Figure 13 shows the training performance of GA, DDQN, the improved DQN, and TPRL in Scenario 3. As can be seen from the figure, all four methods exhibit an overall upward trend in profit during the training process, but their convergence speed, final profit level, and stability are significantly different. Among them, TPRL achieves the fastest profit improvement in the early stage and converges to the highest final profit, indicating that the reuse of policy templates from similar scenarios can provide a better initialization and effectively alleviate the cold-start problem. The improved DQN also shows strong performance, with a higher final profit and better convergence stability than DDQN and GA. Compared with DDQN, the improved DQN converges to a clearly higher profit level, which further verifies the effectiveness of the proposed dynamic learning-rate adjustment and dynamic prioritized experience replay mechanisms. In contrast, although DDQN performs better than GA in the early training stage and reaches a higher final profit, its convergence speed and final performance are still inferior to those of the improved DQN. GA exhibits the slowest convergence and the lowest final profit among the compared methods, reflecting the limitation of conventional optimization algorithms in handling the sequential and highly coupled decision-making process of EHIS scheduling. Overall, the results demonstrate that the proposed improved DQN provides a more effective training process and better scheduling performance than the benchmark methods, while TPRL can further enhance convergence speed and final decision quality in similar scenarios.

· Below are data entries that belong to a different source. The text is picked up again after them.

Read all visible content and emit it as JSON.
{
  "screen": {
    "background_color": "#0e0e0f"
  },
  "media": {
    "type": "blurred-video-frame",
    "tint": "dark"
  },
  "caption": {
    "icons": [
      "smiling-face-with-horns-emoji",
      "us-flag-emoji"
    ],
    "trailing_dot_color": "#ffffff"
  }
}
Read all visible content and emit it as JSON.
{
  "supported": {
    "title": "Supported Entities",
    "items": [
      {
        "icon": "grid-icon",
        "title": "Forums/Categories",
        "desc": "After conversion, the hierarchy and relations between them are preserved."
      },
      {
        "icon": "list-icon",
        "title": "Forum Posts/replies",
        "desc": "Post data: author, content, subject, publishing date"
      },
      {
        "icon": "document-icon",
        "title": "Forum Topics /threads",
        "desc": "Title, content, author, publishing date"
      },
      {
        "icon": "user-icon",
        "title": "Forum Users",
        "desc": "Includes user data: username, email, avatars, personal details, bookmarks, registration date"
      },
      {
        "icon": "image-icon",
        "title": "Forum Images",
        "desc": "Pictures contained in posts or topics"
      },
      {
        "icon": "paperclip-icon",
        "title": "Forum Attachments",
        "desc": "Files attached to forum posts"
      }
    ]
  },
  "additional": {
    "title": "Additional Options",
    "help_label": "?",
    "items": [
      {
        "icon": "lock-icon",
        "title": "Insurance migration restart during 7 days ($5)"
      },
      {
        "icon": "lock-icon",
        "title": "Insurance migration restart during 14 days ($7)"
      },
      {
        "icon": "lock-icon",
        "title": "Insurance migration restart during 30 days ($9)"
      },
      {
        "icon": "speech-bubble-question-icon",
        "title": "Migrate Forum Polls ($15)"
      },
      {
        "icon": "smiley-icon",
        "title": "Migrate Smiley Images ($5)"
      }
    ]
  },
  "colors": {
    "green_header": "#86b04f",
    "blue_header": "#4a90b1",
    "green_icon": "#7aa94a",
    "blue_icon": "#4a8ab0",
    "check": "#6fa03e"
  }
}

Despite the favorable results, the proposed DRL-based method still has some limitations. The current validation is conducted on a limited number of representative scenarios and, although the additional extreme PV fluctuation case strengthens the robustness evaluation, it does not cover all possible uncertainties. Moreover, the policy generalization under significantly shifted scenario distributions and the scalability of the discretized DQN framework in larger EHIS applications still require further investigation.